Efficient and Scalable Path-Planning for Optimal Control and Differential Games
Mentor: Dr Christian Parkinson
Description: Partial differential equations (PDE) based models for optimal control and differential games provide a fully interpretable alternative to black box machine learning algorithms. However, classical numerical methods for PDE suffer from the curse of dimensionality, making them infeasible for complex, high-dimensional systems. In this project, we will design numerical methods for PDE based on variational formulations which scale well to high dimensional problems and can thus be applied to complex systems in (nearly) real-time. We will be particularly interested in path-planning problems in high-dimensional spaces and involving multiple agents. This project will be accessible to students who have passed the calculus sequence, as well as introductory differential equations and linear algebra, and have some prior coding experience.
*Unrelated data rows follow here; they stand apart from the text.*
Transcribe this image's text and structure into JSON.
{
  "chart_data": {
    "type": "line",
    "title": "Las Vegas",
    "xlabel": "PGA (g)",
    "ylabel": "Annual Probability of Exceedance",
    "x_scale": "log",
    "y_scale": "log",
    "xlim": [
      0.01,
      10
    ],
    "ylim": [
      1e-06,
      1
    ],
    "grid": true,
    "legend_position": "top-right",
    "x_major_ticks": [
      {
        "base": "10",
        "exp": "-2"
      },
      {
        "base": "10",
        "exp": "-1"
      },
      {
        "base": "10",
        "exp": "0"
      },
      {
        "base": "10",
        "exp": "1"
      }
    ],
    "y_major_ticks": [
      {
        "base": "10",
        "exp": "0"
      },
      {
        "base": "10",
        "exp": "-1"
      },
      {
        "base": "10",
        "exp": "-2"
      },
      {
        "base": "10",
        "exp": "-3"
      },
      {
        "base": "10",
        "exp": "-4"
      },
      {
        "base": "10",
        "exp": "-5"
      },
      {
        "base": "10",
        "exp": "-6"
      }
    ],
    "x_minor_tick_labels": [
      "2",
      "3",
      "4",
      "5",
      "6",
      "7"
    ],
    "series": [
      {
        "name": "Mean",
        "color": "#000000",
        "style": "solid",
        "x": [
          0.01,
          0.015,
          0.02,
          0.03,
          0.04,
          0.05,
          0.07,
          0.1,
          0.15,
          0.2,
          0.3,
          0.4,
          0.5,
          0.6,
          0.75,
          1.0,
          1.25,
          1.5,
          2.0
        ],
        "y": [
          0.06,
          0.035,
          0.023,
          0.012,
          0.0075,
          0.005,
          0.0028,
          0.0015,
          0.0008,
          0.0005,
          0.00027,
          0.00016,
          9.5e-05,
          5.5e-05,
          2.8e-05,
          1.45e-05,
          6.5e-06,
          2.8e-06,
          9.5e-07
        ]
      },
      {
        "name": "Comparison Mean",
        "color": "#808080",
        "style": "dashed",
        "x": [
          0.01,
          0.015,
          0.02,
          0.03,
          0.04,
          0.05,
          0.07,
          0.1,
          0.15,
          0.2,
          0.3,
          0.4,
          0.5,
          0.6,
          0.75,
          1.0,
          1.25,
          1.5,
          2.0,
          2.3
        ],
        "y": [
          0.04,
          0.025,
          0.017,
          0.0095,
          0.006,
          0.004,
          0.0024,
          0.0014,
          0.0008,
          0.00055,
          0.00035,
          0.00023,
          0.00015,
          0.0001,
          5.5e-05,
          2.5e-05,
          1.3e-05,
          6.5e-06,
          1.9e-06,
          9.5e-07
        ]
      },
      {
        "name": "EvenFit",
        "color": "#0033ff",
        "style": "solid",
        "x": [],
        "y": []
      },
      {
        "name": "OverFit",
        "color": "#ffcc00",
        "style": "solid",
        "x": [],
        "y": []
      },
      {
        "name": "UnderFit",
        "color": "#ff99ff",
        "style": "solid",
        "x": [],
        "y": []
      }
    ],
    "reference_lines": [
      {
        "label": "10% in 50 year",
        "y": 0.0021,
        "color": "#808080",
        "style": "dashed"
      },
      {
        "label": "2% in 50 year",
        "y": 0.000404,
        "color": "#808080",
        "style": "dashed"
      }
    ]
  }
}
PHYSICS-INFORMED MODELING OF COMPLEX DYNAMIC SYSTEMS FROM DATA
Mentor: Dr Huan Lei
The far-reaching impact of the analytical frameworks of modern physics on both our understanding of complex physical systems and the rapid development of advanced technologies in sectors like aerospace, materials science, and bioengineering cannot be overstated. However, many challenges remain. For example, we struggle to accurately model the nanoscale heat transfer relevant to CPU design or the dynamics of protein folding. For such complex systems, there are no analytical models available to accurately characterize their evolution. This project is designed to introduce recent developments in machine-learning to the development of equations governing complex, multiphysics systems while ensuring that these data-driven models strictly preserve all the physical symmetries and constraints of the system.
Particle-in-Cell Models to Study Instabilities in Fusion Plasmas
Mentor: Dr Andrew Christlieb
Nuclear fusion is a path to clean renewable energy; however, the burning plasma is not easily confined as instabilities arise at the micro scale and grow to the macro scale. Ideally, a deep understanding of these instabilities provides a pathway to the threshold for nuclear burn. In this project we will develop computational tools to study the instabilities with a primarily focus on Particle-in-Cell models.